Josh Jensen has already created a very complete "batteries included"
distribution called LuaPlus.
Does it work for Lua 5.3 under Linux?
   This seems to be the repository:
   https://github.com/jjensen/luaplus51-all
and I don't see mention of Lua 5.2 or higher.  Also, there isn't much
description about what LuaPlus actually offers.  The code seems to be 50% C
and 50% C++ with a seemingly scary amount of IDE specific files.
Yes, LuaPlus has Lua 5.3 working under Linux. Or, at least, it is
working fine under Ubuntu 16.04 and Ubuntu 17.10, the last two versions
I tested against, Ubuntu 17.10 being just last night.

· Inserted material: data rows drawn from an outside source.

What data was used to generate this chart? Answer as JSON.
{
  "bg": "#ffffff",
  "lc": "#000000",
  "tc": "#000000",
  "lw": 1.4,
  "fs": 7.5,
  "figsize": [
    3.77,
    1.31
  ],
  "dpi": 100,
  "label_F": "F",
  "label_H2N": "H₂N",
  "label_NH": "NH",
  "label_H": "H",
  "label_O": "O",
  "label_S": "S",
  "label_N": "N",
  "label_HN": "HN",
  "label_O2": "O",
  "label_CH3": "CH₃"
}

I do not know what you are referring to as a scary amount of IDE
specific files. Would you care to elaborate?
   I checked the Github repository and saw this list of files at the top level:

        BootstrapJamPlus-linux64
        BootstrapJamPlus-macosx64
        BootstrapJamPlus.bat
        CreateJamLinuxWorkspace.config
        CreateJamLinuxWorkspace.sh
        CreateJamWindowsWorkspace.config
        CreateJamXcodeWorkspace.config
        CreateJamXcodeWorkspace.sh
        CreateVS2010Workspace.bat
        CreateVS2013Workspace.bat
        CreateVS2015Workspace.bat
        CreateVS2017Workspace.bat
        Jamfile.jam
        LUAPLUS.jamrules
        License.txt
        README.md
        changelog.txt

   There are files there for VS2013, VS2017, XCode and JamLinuxWorkspace (?).
As someone who doesn't use IDEs [1], this to me comes across as "IDE
heavy---non IDE users need not apply".
Ah, I was thinking you were referring to actual IDE files like Visual Studio's .sln/.vcxproj/whatever files or Xcode's .xcodeproj. If you're only worried about a top level helper shell script or batch file to get a user started, then there is little concern.

All builds within LuaPlus are done out-of-source. CreateJamLinuxWorkspace.sh bootstraps an out-of-source .build/ directory. Easy peasy.

Likewise, the CreateVS*Workspace.bat files or the CreateJamXcodeWorkspace.sh script creates out-of-source build directories for those various IDEs/compilers. I build multiple Visual Studio compilers within the same directory tree. It's nice.

-Josh

If I had more than an observers experience with the jam tools, I'd argue (for the sake of argument and not to dictate) that the Lua team should move over to jam and jamplus (jam + Lua!) as it's completely cross platform, MIT licensed
Sorry, I didn't get to correct this before I hit send:  I meant MIT compatible. 
 
and understands C dependencies. If Lua started using jam, a compiler and linker are all that is variable when building Lua and other developers can standardize on the same toolset. If combined with with the likes of LuaBuild and LuaRocks (yes, I know it has it's own build system) a very complete toolchain could be provided. 

Integrate the LuaBuild system with jam and I think you've got a real winner. It's not a standard library, but it would take much of the pain out of trying to put one together.